Tobias Jesso Jr – Goon (Album Review)


In an age where it seems that the mainstream seems to be filled with more and more singer-songwriters who gradually seem to have less and less in terms of their own identity, it’s a great pleasure that this year seems to see the return of some of the best singer-songwriters returning like Laura Marling as well as other ones who are just getting the recognition they deserve like Father John Misty. Tobias Jesso Jr is the latest in the line of promising new artists who seem to genuinely interested in making compositions that are interesting instead of relying on the melodrama that so many of the more popular singer songwriters do these days.

For this Tobias takes influence from some of the greats, and his song structures are often similar to that of The Beatles. More specifically they’re similar to the side of The Beatles that Paul McCartney had control over. Rarely the boundary pushing side of their music but the side that relied heavily on melody. This is evident on tracks like ‘We Can Still Be Friends’ where his vocals sound more similar to McCartney’s especially with a vocal melody that sounds similar to ‘Yesterday’ in spots.

On all of the tracks on ‘Goon’ Tobias’ compositions are low-key concentrating on the subtleties more than the grandness of the actual music itself. Tobias is a talented musician and one that’s been practising his entire life to have the opportunity to show off how brilliant a musician he is. It’s good then, that he decides to still use a large variety of instrumentation without overdoing it. The drum tempos are always very slow and nearly every single song is fronted by his lush piano playing. This structure that he’s built his songs around allows for his fantastic knack for writing a great vocal melody to be accompanied by other instrumentation to complement it like the strings that play along side him on spots on the track ‘For You’. Although the instrumentation itself isn’t grand he does have some choruses that really feel grand.

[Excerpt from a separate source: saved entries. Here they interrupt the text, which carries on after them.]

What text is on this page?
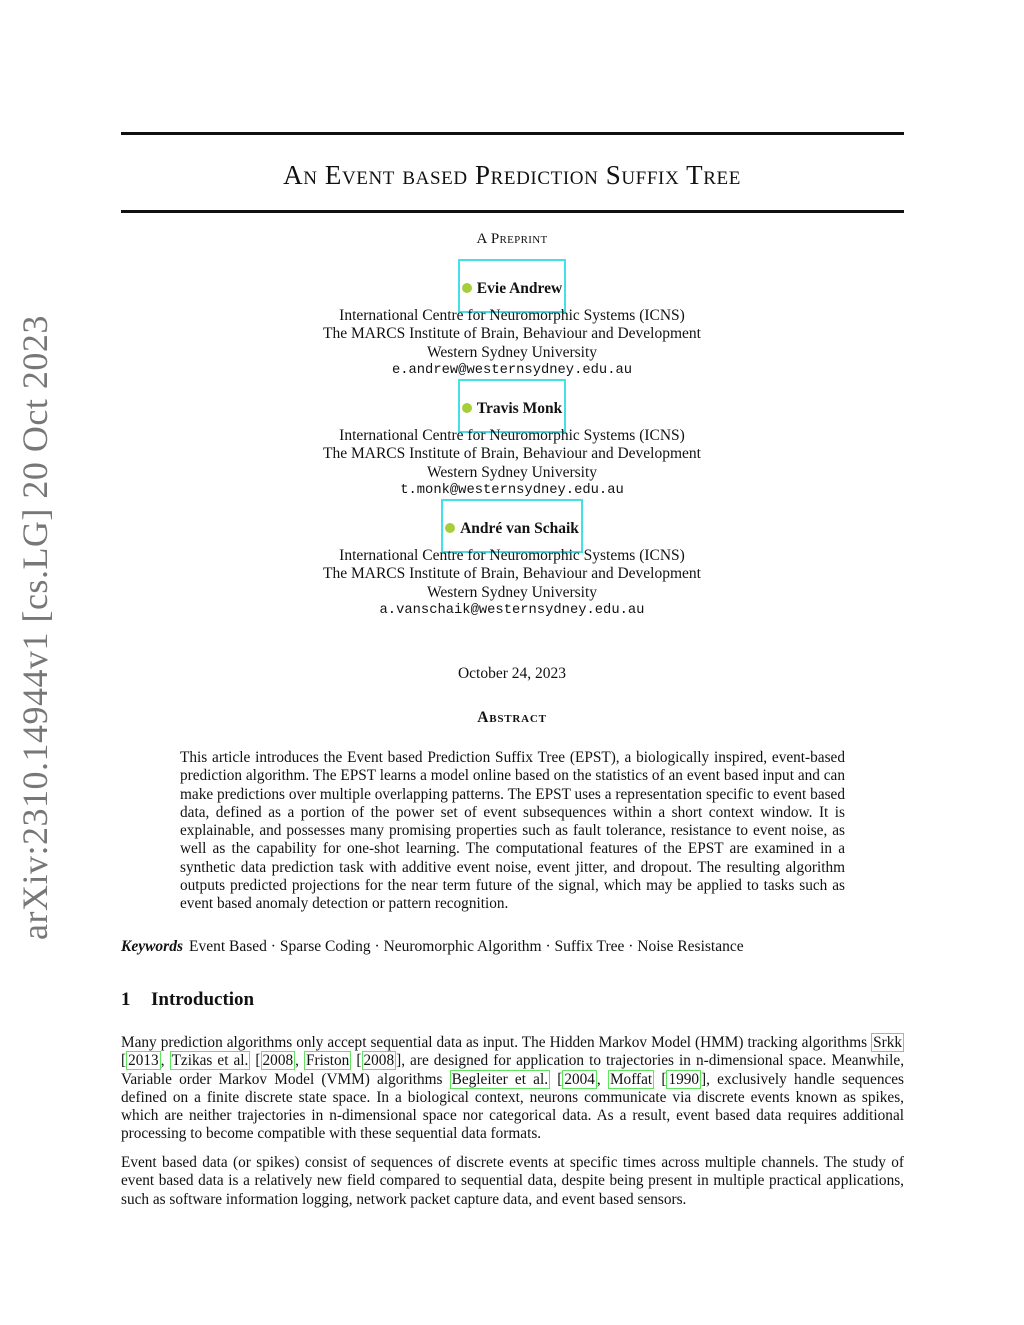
arXiv:2310.14944v1 [cs.LG] 20 Oct 2023
An Event based Prediction Suffix Tree
A Preprint
Evie Andrew
International Centre for Neuromorphic Systems (ICNS)
The MARCS Institute of Brain, Behaviour and Development
Western Sydney University
e.andrew@westernsydney.edu.au
Travis Monk
International Centre for Neuromorphic Systems (ICNS)
The MARCS Institute of Brain, Behaviour and Development
Western Sydney University
t.monk@westernsydney.edu.au
André van Schaik
International Centre for Neuromorphic Systems (ICNS)
The MARCS Institute of Brain, Behaviour and Development
Western Sydney University
a.vanschaik@westernsydney.edu.au
October 24, 2023
Abstract
This article introduces the Event based Prediction Suffix Tree (EPST), a biologically inspired, event-based prediction algorithm. The EPST learns a model online based on the statistics of an event based input and can make predictions over multiple overlapping patterns. The EPST uses a representation specific to event based data, defined as a portion of the power set of event subsequences within a short context window. It is explainable, and possesses many promising properties such as fault tolerance, resistance to event noise, as well as the capability for one-shot learning. The computational features of the EPST are examined in a synthetic data prediction task with additive event noise, event jitter, and dropout. The resulting algorithm outputs predicted projections for the near term future of the signal, which may be applied to tasks such as event based anomaly detection or pattern recognition.
Keywords Event Based · Sparse Coding · Neuromorphic Algorithm · Suffix Tree · Noise Resistance
1 Introduction
Many prediction algorithms only accept sequential data as input. The Hidden Markov Model (HMM) tracking algorithms Srkk [ 2013 , Tzikas et al. [ 2008 , Friston [ 2008 ], are designed for application to trajectories in n-dimensional space. Meanwhile, Variable order Markov Model (VMM) algorithms Begleiter et al. [ 2004 , Moffat [ 1990 ], exclusively handle sequences defined on a finite discrete state space. In a biological context, neurons communicate via discrete events known as spikes, which are neither trajectories in n-dimensional space nor categorical data. As a result, event based data requires additional processing to become compatible with these sequential data formats.
Event based data (or spikes) consist of sequences of discrete events at specific times across multiple channels. The study of event based data is a relatively new field compared to sequential data, despite being present in multiple practical applications, such as software information logging, network packet capture data, and event based sensors.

The lyricism itself revolves around the well told tales of love and misery that’s being sold to the masses now more than ever. He doesn’t so much as to just use it as a way to emotionally manipulate people like so many do, these lyrics do seem to come from a genuine place. even on the more cheesy moments like the fake crying on ‘Crocodile Tears’ aren’t enough to be a turn off. The lyrics don’t always match up to how sonically fantastic this record can be at times such as the obvious rhyme schemes like rhyming ‘girl’ with ‘world’, but they’re never bad. Tobias always has a way of delivering his words in a way that sound unbelievably smooth and genuine. He could be singing about anything and it would still be aesthetically pleasing. This is made even better because this album is recorded in a way that sounds vintage, almost like an old demo tape at times.

He doesn’t have the wit of Father John Misty, or the ability to make music quite as beautifully intimate as Laura Marling, but Tobias Jesso Jr has put forward a stellar debut album. One that introduces us to a man who sounds like he’s been trying to perfect his craft for a long time. He hasn’t quite perfected it yet, but he’s put together an album that’s worth repeat listens for the occasion moments of sonic beauty.